Белла, почуяв новичка в своем окружении, насторожила уши. Ее голова была абсолютно пропорциональна, оттенки траурно-черного и золотого смешались в ее шерсти до великолепного эффекта, ее коричневые глаза были мягкими в полутьме, но в то же время бдительными. Она была так
Лилиан всмотрелась через сетку, представляя Марти этой матери матерей.
— Это мистер Штраусс, Белла, — сказала она. — Отныне ты будешь часто видеть его; он друг.
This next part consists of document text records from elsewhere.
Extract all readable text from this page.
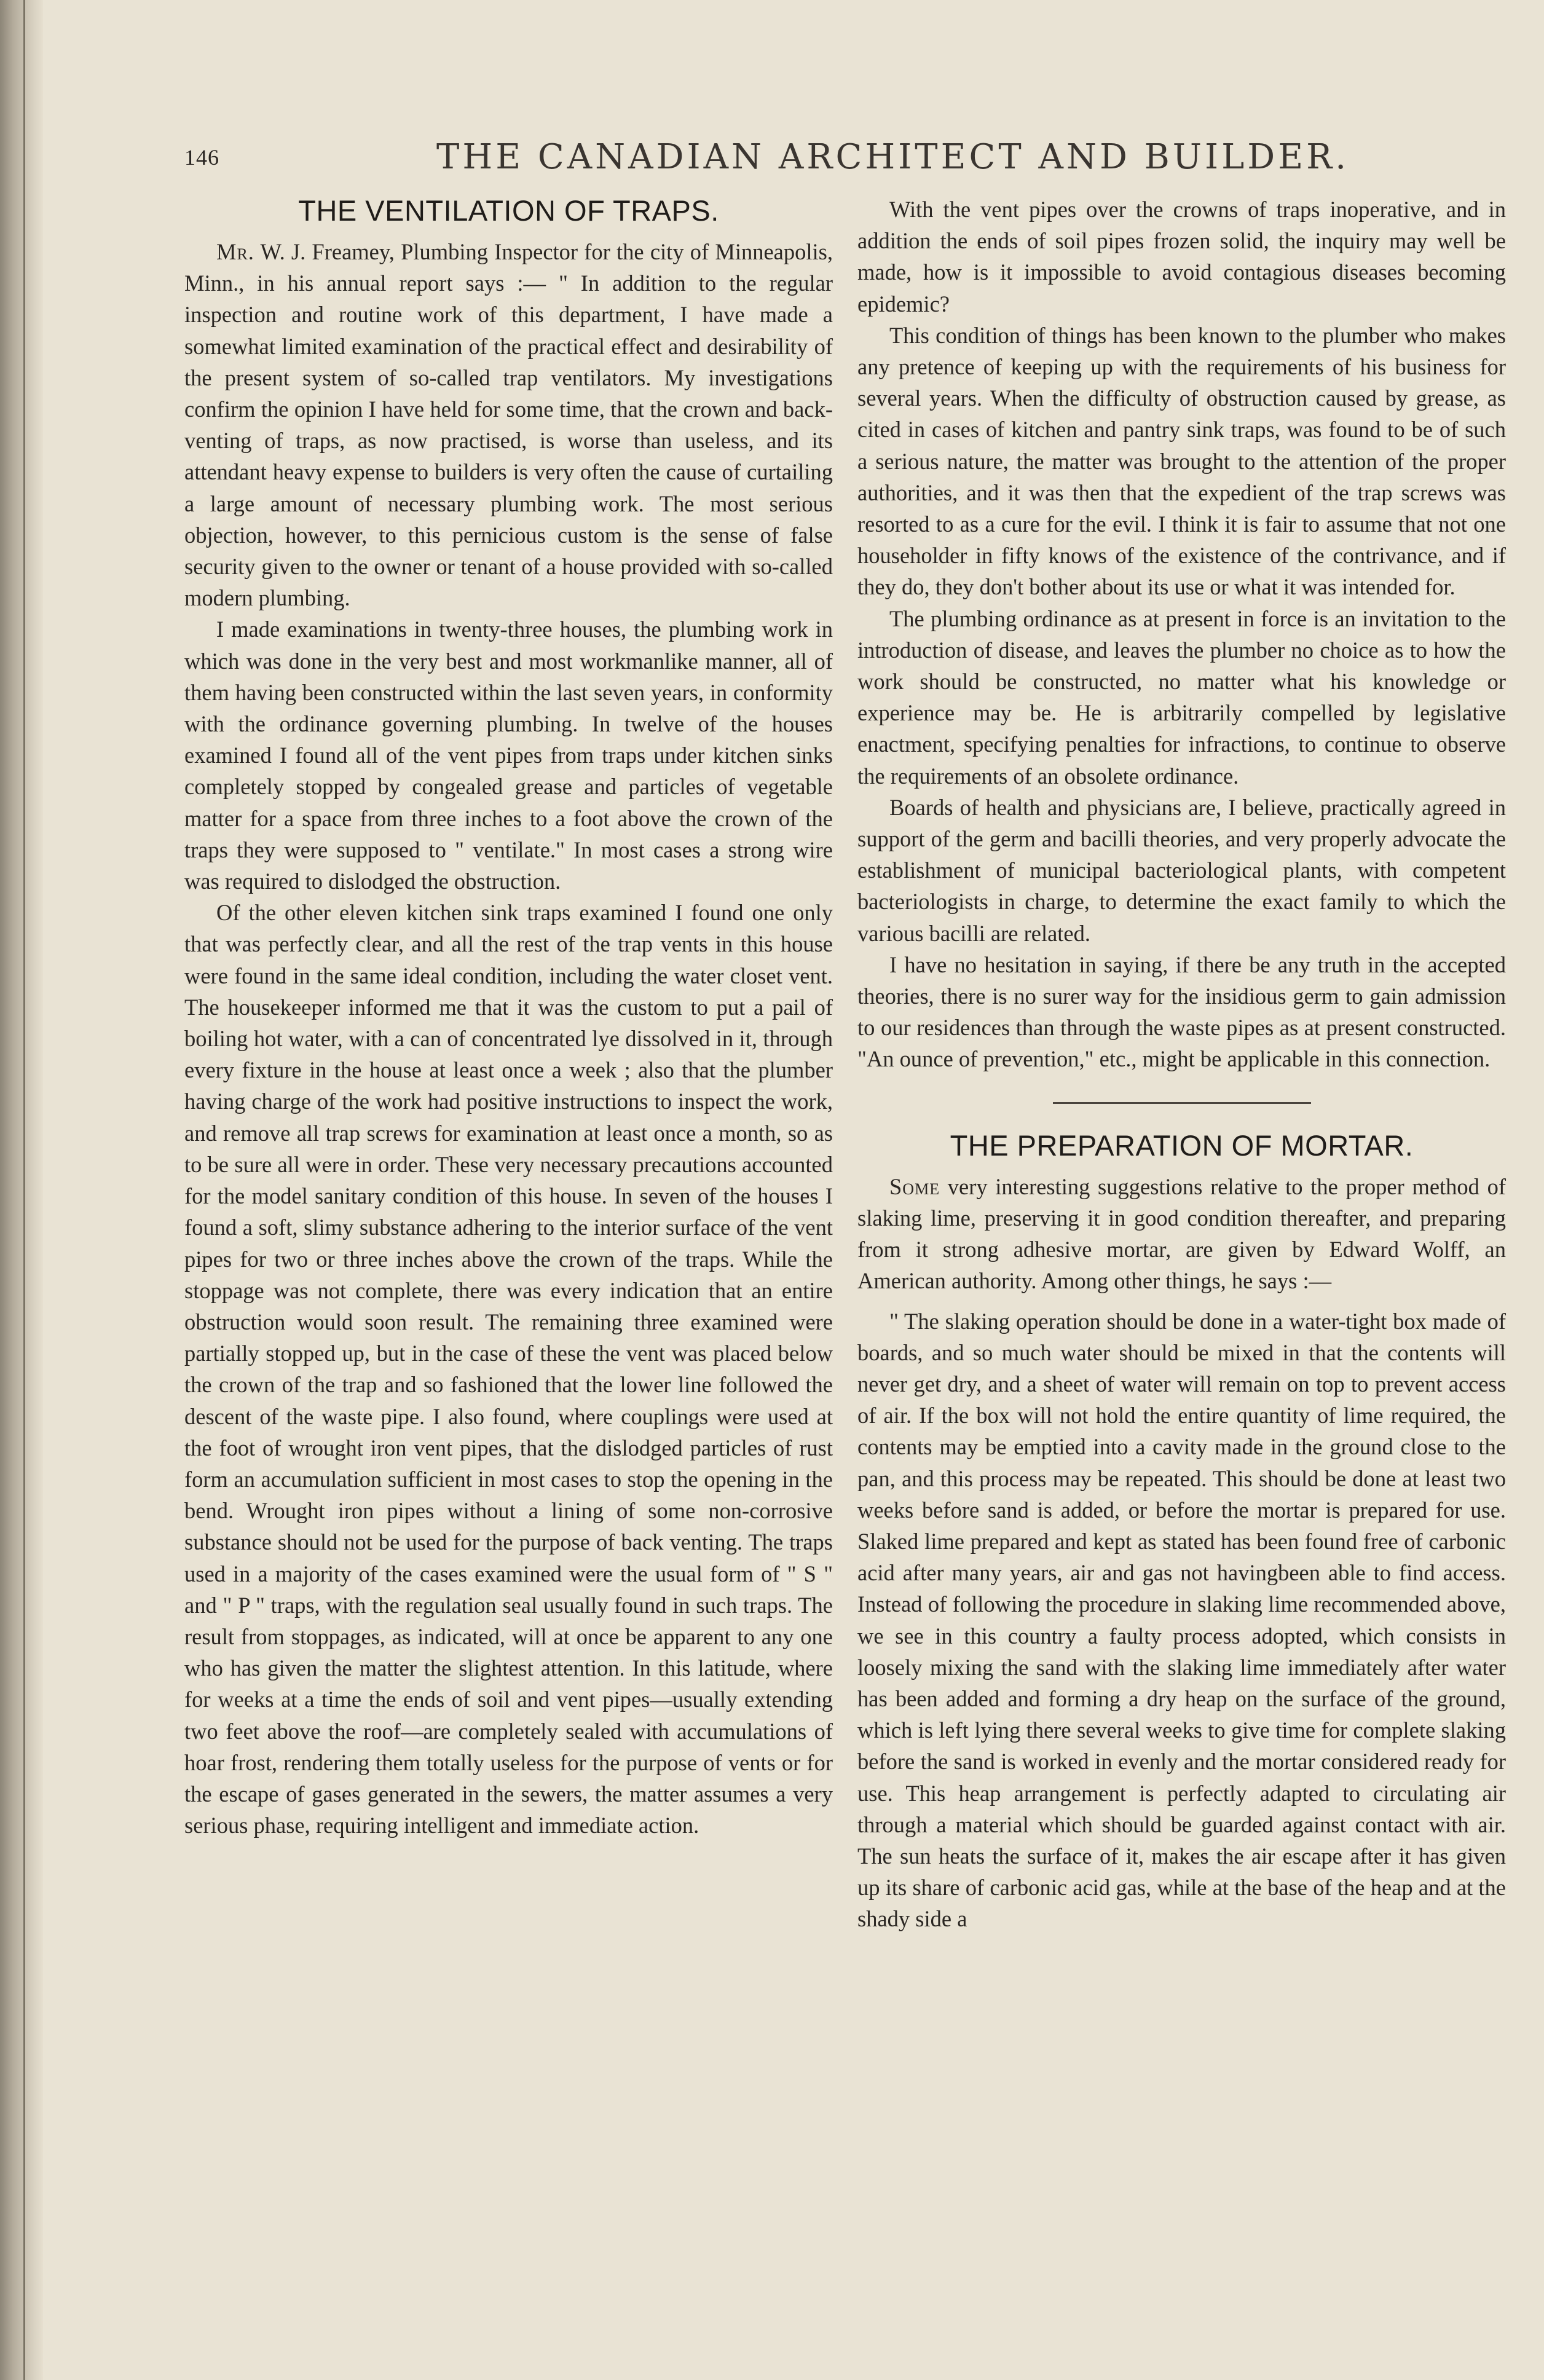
146	THE CANADIAN ARCHITECT AND BUILDER.
THE VENTILATION OF TRAPS.

Mr. W. J. Freamey, Plumbing Inspector for the city of Minneapolis, Minn., in his annual report says :— " In addition to the regular inspection and routine work of this department, I have made a somewhat limited examination of the practical effect and desirability of the present system of so-called trap ventilators. My investigations confirm the opinion I have held for some time, that the crown and back-venting of traps, as now practised, is worse than useless, and its attendant heavy expense to builders is very often the cause of curtailing a large amount of necessary plumbing work. The most serious objection, however, to this pernicious custom is the sense of false security given to the owner or tenant of a house provided with so-called modern plumbing.

I made examinations in twenty-three houses, the plumbing work in which was done in the very best and most workmanlike manner, all of them having been constructed within the last seven years, in conformity with the ordinance governing plumbing. In twelve of the houses examined I found all of the vent pipes from traps under kitchen sinks completely stopped by congealed grease and particles of vegetable matter for a space from three inches to a foot above the crown of the traps they were supposed to " ventilate." In most cases a strong wire was required to dislodged the obstruction.

Of the other eleven kitchen sink traps examined I found one only that was perfectly clear, and all the rest of the trap vents in this house were found in the same ideal condition, including the water closet vent. The housekeeper informed me that it was the custom to put a pail of boiling hot water, with a can of concentrated lye dissolved in it, through every fixture in the house at least once a week ; also that the plumber having charge of the work had positive instructions to inspect the work, and remove all trap screws for examination at least once a month, so as to be sure all were in order. These very necessary precautions accounted for the model sanitary condition of this house. In seven of the houses I found a soft, slimy substance adhering to the interior surface of the vent pipes for two or three inches above the crown of the traps. While the stoppage was not complete, there was every indication that an entire obstruction would soon result. The remaining three examined were partially stopped up, but in the case of these the vent was placed below the crown of the trap and so fashioned that the lower line followed the descent of the waste pipe. I also found, where couplings were used at the foot of wrought iron vent pipes, that the dislodged particles of rust form an accumulation sufficient in most cases to stop the opening in the bend. Wrought iron pipes without a lining of some non-corrosive substance should not be used for the purpose of back venting. The traps used in a majority of the cases examined were the usual form of " S " and " P " traps, with the regulation seal usually found in such traps. The result from stoppages, as indicated, will at once be apparent to any one who has given the matter the slightest attention. In this latitude, where for weeks at a time the ends of soil and vent pipes—usually extending two feet above the roof—are completely sealed with accumulations of hoar frost, rendering them totally useless for the purpose of vents or for the escape of gases generated in the sewers, the matter assumes a very serious phase, requiring intelligent and immediate action.

With the vent pipes over the crowns of traps inoperative, and in addition the ends of soil pipes frozen solid, the inquiry may well be made, how is it impossible to avoid contagious diseases becoming epidemic?

This condition of things has been known to the plumber who makes any pretence of keeping up with the requirements of his business for several years. When the difficulty of obstruction caused by grease, as cited in cases of kitchen and pantry sink traps, was found to be of such a serious nature, the matter was brought to the attention of the proper authorities, and it was then that the expedient of the trap screws was resorted to as a cure for the evil. I think it is fair to assume that not one householder in fifty knows of the existence of the contrivance, and if they do, they don't bother about its use or what it was intended for.

The plumbing ordinance as at present in force is an invitation to the introduction of disease, and leaves the plumber no choice as to how the work should be constructed, no matter what his knowledge or experience may be. He is arbitrarily compelled by legislative enactment, specifying penalties for infractions, to continue to observe the requirements of an obsolete ordinance.

Boards of health and physicians are, I believe, practically agreed in support of the germ and bacilli theories, and very properly advocate the establishment of municipal bacteriological plants, with competent bacteriologists in charge, to determine the exact family to which the various bacilli are related.

I have no hesitation in saying, if there be any truth in the accepted theories, there is no surer way for the insidious germ to gain admission to our residences than through the waste pipes as at present constructed. "An ounce of prevention," etc., might be applicable in this connection.

THE PREPARATION OF MORTAR.

Some very interesting suggestions relative to the proper method of slaking lime, preserving it in good condition thereafter, and preparing from it strong adhesive mortar, are given by Edward Wolff, an American authority. Among other things, he says :—

" The slaking operation should be done in a water-tight box made of boards, and so much water should be mixed in that the contents will never get dry, and a sheet of water will remain on top to prevent access of air. If the box will not hold the entire quantity of lime required, the contents may be emptied into a cavity made in the ground close to the pan, and this process may be repeated. This should be done at least two weeks before sand is added, or before the mortar is prepared for use. Slaked lime prepared and kept as stated has been found free of carbonic acid after many years, air and gas not havingbeen able to find access. Instead of following the procedure in slaking lime recommended above, we see in this country a faulty process adopted, which consists in loosely mixing the sand with the slaking lime immediately after water has been added and forming a dry heap on the surface of the ground, which is left lying there several weeks to give time for complete slaking before the sand is worked in evenly and the mortar considered ready for use. This heap arrangement is perfectly adapted to circulating air through a material which should be guarded against contact with air. The sun heats the surface of it, makes the air escape after it has given up its share of carbonic acid gas, while at the base of the heap and at the shady side a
В голосе Лилиан не было снисходительного сюсюканья. Она говорила с собакой, как с равной, и, несмотря на первоначальные сомнения в отношении этой женщины, Марти почувствовал, что он стал теплее относиться к ней. Любовь — это не такая вещь, которая приходит легко, он знал это по себе. Какую бы форму она ни принимала, следовало уважать ее. Лилиан любила эту собаку — ее величественность, ее достоинство. Это была любовь, которую он мог оценить, если не полностью понять.
Белла втянула воздух и, казалось, была удовлетворена тем, что сняла мерку с Марти. Лилиан с неохотой повернулась от клетки к Штрауссу.
— Она еще доберется до вас, дайте срок. Она великая соблазнительница, знаете ли. Великая соблазнительница.
Позади него Уайтхед хмыкнул над этим сентиментальным нонсенсом.
— Не осмотреть ли нам окрестности? — нетерпеливо предложил он. — Я думаю, мы здесь уже закончили.